The new QuickTime X includes support for Apple’s HTTP live streaming protocol, which we’ve covered extensively since it was announced and released first for iPhones in June. The technology has already enabled some early live streams for baseball games and an Apple-produced Underworld concert.
Using HTTP instead of traditional linear streaming technologies can allow content providers to provide more reliable and consistent video experiences. Video can be streamed from normal web servers and dynamically adjusts based on network conditions. That’s especially important on a mobile phone, but as we’re all well aware, connectivity is never perfect — so this desktop update will provide a more consistent experience across many devices. Though it just came out this summer, some providers already using Apple’s HTTP streaming on iPhones include Major League Baseball (though MLB uses Flash for its premium desktop solution) and the Home Shopping Network. (Other video platform providers such as Microsoft (s MSFT) are also putting HTTP streaming to use. For an in-depth piece on the concept of adaptive bitrate streaming, subscribe to GigaOM Pro.)

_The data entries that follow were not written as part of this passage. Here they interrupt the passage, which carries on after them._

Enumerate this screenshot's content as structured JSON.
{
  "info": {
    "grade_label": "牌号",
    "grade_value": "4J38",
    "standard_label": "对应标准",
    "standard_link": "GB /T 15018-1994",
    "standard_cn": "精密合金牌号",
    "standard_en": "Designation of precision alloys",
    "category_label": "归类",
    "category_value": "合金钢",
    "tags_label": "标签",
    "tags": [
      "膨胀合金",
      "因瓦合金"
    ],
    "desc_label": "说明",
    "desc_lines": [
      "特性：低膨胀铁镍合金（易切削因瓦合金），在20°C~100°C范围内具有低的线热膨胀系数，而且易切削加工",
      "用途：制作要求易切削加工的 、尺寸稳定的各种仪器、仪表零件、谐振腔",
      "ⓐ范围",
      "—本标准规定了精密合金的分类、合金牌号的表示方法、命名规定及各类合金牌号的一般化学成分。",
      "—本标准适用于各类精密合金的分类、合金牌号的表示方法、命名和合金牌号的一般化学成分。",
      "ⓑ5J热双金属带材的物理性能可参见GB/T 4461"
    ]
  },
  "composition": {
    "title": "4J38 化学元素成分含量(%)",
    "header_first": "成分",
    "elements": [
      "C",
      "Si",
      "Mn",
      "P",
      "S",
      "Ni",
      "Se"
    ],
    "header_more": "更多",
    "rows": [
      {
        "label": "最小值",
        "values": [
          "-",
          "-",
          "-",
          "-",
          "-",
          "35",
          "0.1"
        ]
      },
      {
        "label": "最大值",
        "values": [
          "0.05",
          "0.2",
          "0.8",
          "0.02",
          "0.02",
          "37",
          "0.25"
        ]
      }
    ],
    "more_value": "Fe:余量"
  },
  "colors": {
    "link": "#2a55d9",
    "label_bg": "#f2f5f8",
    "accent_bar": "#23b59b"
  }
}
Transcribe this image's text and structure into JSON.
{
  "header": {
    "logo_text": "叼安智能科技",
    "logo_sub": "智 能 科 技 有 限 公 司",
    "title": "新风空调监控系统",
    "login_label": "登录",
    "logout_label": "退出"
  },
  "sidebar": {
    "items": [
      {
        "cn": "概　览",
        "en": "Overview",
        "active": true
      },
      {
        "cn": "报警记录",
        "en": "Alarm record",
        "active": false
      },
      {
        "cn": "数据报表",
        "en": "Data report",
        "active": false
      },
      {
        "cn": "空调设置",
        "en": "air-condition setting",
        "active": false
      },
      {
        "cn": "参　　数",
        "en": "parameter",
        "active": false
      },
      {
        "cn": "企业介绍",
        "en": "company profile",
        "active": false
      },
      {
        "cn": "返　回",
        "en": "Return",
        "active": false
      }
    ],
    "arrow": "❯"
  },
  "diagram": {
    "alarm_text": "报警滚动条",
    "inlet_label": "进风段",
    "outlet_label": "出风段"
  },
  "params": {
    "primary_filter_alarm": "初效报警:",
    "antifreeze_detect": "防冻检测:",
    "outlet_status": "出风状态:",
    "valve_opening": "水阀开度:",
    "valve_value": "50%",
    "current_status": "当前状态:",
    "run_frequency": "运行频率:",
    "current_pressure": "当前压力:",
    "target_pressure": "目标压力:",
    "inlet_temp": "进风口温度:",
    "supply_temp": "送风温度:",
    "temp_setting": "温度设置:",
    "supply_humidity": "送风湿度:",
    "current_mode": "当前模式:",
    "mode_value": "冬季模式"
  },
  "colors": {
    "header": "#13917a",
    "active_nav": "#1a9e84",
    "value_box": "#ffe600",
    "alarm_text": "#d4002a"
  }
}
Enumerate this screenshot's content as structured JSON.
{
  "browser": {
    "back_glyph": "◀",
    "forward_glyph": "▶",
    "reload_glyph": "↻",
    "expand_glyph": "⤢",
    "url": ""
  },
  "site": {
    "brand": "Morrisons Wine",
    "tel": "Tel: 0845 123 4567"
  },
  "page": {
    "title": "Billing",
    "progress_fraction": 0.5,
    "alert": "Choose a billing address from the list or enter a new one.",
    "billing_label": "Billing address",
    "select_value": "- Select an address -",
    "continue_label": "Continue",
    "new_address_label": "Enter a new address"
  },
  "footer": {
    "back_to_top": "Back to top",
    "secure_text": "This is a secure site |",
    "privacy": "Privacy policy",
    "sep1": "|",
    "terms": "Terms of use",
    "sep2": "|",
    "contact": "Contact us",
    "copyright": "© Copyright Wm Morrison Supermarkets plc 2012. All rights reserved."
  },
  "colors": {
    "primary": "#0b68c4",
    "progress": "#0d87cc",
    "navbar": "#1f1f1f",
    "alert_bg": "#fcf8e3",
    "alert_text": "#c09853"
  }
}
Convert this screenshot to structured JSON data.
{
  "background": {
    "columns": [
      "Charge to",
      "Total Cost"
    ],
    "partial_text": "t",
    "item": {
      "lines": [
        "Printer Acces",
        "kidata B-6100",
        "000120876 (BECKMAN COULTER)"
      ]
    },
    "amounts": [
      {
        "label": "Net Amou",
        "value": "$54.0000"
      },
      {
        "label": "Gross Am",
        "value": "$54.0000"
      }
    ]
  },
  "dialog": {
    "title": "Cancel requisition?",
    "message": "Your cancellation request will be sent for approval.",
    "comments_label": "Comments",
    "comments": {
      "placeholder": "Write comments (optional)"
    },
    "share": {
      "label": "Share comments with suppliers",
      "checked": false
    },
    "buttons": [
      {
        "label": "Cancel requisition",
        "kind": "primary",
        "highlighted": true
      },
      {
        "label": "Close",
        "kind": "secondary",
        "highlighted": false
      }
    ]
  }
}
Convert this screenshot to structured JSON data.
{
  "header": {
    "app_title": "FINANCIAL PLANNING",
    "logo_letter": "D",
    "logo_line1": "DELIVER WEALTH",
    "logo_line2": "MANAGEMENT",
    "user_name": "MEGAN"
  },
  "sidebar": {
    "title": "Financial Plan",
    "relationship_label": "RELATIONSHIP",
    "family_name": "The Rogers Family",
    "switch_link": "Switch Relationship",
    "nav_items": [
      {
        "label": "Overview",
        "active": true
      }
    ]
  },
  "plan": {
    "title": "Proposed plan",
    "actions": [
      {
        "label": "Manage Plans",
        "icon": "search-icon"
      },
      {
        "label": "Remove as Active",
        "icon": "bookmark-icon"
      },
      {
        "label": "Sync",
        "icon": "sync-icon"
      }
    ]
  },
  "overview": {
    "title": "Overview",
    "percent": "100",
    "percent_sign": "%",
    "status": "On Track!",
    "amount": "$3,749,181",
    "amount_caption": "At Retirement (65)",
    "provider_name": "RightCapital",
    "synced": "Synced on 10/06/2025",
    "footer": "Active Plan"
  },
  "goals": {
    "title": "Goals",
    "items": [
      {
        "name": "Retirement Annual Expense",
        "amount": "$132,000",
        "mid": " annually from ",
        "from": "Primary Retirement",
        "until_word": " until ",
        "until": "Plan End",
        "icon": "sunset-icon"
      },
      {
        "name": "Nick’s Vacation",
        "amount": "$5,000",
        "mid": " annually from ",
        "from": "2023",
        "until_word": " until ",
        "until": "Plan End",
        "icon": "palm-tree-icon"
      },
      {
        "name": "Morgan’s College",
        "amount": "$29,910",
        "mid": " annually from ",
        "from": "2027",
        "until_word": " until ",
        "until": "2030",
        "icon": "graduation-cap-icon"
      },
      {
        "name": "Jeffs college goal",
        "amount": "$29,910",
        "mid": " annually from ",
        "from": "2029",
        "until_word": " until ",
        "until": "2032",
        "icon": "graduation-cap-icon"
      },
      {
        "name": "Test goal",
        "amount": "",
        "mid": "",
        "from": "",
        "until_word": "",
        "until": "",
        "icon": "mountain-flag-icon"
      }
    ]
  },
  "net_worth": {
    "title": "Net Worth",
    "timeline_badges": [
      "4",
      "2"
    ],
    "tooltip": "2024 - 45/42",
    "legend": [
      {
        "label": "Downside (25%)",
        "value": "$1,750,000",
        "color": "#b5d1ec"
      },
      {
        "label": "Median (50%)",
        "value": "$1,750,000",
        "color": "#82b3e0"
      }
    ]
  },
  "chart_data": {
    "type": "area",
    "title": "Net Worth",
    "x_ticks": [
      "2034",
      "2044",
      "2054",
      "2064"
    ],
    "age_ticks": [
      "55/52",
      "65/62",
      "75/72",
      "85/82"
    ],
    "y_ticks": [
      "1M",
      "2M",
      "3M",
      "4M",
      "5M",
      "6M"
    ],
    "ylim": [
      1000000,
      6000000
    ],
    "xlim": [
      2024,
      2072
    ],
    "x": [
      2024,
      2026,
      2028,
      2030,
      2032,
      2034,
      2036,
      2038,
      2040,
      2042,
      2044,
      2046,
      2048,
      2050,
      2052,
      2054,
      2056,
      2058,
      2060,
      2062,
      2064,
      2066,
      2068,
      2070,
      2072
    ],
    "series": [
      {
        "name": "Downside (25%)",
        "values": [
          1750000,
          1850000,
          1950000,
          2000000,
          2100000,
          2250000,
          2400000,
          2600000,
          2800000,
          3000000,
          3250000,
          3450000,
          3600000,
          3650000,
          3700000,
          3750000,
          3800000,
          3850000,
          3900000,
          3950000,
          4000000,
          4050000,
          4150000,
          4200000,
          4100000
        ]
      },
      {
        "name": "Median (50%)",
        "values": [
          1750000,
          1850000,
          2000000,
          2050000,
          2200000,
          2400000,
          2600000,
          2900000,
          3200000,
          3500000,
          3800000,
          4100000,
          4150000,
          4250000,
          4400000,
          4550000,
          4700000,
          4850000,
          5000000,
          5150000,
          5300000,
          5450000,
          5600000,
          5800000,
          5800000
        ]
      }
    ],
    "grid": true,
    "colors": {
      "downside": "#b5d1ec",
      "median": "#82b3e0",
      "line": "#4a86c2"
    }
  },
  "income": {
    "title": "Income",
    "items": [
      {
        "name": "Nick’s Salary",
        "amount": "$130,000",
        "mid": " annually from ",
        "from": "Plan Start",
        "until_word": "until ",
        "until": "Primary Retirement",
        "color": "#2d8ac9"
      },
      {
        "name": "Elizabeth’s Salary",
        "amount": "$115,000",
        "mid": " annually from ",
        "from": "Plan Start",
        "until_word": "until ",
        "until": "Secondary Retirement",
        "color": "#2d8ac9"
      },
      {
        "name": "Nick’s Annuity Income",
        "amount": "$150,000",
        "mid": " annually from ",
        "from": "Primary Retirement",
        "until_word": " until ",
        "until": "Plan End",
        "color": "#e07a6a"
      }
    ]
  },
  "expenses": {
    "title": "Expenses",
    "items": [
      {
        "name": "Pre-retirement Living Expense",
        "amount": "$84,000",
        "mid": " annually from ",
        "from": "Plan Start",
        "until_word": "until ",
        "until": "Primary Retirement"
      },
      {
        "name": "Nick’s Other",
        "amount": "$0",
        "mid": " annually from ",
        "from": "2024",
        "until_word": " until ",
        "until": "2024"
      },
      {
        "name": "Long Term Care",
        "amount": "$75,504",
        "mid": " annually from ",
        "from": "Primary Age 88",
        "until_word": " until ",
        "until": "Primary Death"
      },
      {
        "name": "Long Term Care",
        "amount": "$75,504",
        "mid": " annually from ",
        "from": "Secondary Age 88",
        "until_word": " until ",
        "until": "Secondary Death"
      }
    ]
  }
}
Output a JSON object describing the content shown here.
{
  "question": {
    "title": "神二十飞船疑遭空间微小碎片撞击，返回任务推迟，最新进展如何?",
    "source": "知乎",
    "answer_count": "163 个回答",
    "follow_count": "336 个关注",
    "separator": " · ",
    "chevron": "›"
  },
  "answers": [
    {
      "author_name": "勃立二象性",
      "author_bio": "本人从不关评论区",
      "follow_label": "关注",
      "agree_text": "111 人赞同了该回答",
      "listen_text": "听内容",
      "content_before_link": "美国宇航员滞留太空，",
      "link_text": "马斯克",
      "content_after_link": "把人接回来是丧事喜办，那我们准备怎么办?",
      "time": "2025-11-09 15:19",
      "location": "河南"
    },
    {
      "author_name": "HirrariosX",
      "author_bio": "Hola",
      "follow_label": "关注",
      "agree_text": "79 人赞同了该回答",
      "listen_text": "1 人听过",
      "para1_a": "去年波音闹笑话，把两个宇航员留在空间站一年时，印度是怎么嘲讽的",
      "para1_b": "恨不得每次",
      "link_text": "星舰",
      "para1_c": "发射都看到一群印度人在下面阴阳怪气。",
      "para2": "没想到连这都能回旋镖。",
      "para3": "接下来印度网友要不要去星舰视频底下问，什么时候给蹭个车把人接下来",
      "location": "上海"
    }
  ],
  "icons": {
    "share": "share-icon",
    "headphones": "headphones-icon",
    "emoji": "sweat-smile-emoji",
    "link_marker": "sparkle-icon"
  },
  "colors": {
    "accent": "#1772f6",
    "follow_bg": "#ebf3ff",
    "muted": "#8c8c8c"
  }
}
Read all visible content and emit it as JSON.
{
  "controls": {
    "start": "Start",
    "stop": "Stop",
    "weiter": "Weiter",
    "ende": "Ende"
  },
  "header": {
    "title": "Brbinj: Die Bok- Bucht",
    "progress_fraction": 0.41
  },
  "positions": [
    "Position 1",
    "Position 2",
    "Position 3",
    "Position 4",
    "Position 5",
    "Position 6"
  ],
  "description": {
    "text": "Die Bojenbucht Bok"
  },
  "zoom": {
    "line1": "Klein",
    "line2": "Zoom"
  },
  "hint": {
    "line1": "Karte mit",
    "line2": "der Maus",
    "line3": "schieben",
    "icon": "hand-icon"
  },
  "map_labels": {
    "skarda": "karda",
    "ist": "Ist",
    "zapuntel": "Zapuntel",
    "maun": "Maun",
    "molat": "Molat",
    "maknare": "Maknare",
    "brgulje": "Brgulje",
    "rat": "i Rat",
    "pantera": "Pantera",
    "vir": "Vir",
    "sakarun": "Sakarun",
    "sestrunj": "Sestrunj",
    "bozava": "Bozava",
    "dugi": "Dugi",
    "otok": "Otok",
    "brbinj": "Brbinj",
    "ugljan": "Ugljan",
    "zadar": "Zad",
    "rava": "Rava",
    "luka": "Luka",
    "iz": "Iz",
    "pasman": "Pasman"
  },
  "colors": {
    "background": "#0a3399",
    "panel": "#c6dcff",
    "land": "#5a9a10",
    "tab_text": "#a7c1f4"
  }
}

Other video improvements in QuickTime X include a new player that allows users to capture and edit directly and then share on YouTube (s GOOG), MobileMe and iTunes and export to play them on iPhones and Apple TVs. And Apple promises smoother and quicker video playback of modern formats, as well as a 2.4-times faster launch, and better color reproduction.
Another bonus video feature: Back on the desktop in Snow Leopard proper, users will be able to play and zoom in and out of videos directly from thumbnails, similar to the experience in Microsoft’s Bing video search.